= Sabrina Mar =

American gymnast

Sabrina Mar (born ) is an American gymnast. She was the 1985 U.S. national all-around champion. She was inducted into the USA Gymnastics Hall of Fame in 2004.

== Early life ==
Mar's parents emigrated to the United States from China after World War II. Sabrina Mar was named for Audrey Hepburn's character in Sabrina. Mar grew up in Monterey Park, California. She started ballet at an early age where one of her instructors noticed her talent for tumbling and suggested putting her in gymnastics.

== Education ==
In 1993, Mar earned a degree from UCLA.

== Gymnastics career ==
As a junior, Mar finished second at U.S. nationals twice. Mar trained at Southern California Acro Team (SCATS), a non-profit gym which produced several champion gymnasts, including Cathy Rigby. At SCATS, Mar was coached by Mary Wright and Steve Gerlach.

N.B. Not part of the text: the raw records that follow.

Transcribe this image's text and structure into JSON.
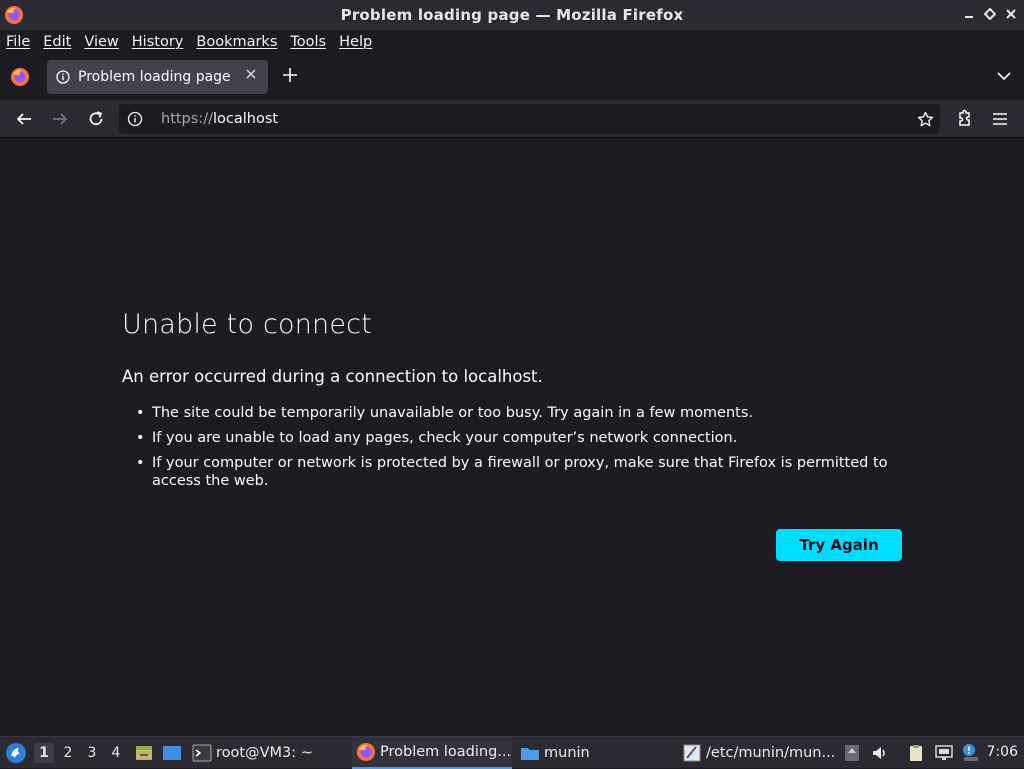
{
  "window": {
    "title": "Problem loading page — Mozilla Firefox",
    "controls": {
      "minimize": "_",
      "restore": "◇",
      "close": "✕"
    }
  },
  "menubar": {
    "items": [
      "File",
      "Edit",
      "View",
      "History",
      "Bookmarks",
      "Tools",
      "Help"
    ]
  },
  "tabs": [
    {
      "label": "Problem loading page",
      "active": true
    }
  ],
  "navbar": {
    "url_scheme": "https://",
    "url_host": "localhost"
  },
  "error": {
    "title": "Unable to connect",
    "description": "An error occurred during a connection to localhost.",
    "bullets": [
      "The site could be temporarily unavailable or too busy. Try again in a few moments.",
      "If you are unable to load any pages, check your computer’s network connection.",
      "If your computer or network is protected by a firewall or proxy, make sure that Firefox is permitted to access the web."
    ],
    "button_label": "Try Again"
  },
  "taskbar": {
    "workspaces": [
      "1",
      "2",
      "3",
      "4"
    ],
    "active_workspace": "1",
    "tasks": [
      {
        "label": "root@VM3: ~",
        "icon": "terminal-icon"
      },
      {
        "label": "Problem loading...",
        "icon": "firefox-icon",
        "active": true
      },
      {
        "label": "munin",
        "icon": "folder-icon"
      },
      {
        "label": "/etc/munin/mun...",
        "icon": "text-editor-icon"
      }
    ],
    "clock": "7:06"
  },
  "colors": {
    "accent_button": "#00ddff",
    "background": "#1c1b22",
    "toolbar": "#2b2a33",
    "active_tab": "#42414d"
  }
}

Mar won the all-around title at the 1985 USA Gymnastics National Championships. At that meet she also won gold on floor exercise and uneven bars and silver on balance beam and vault. She suffered from back pain in 1986 and only managed an 11th-place finish at the 1986 National Champships. Mar recovered from an ankle injury in 1987 to place third at the National Championships that year. Mar won the all-around title at the 1987 Pan American Games where she also won team gold. Mar was part of the U.S. gymnastics team for the 1987 World Championships. The team finished a disappointing sixth, with Mar being the only team member to qualify for an individual event final.

Mar pulled out of the 1988 USA Gymnastics National Championships with a back injury. Mar had long suffered from spondylolisthesis, a slippage of disks in the back. Mar was given an waiver to compete in the national trials, however the injury prevented her from competing. She retired from gymnastics when she pulled out of the trials. Mar was inducted into the USA Gymnastics Hall of Fame in 2004.

=== Allegations against USA Gymnastics ===
Mar is one of several former USA gymnasts who has alleged former coach Doug Boger mistreated young gymnasts. According to Mar, Boger would pin gymnasts against the wall and "basically just choke you." USA Gymnastics placed Boger on its list of ineligible coaches in 2010.

== Post-gymnastics career ==
Mar was a dancer in Annie (1982). She then became an animator on the television show South Park.

== Personal life ==
Mar's husband is Dennis. They have one son and a daughter.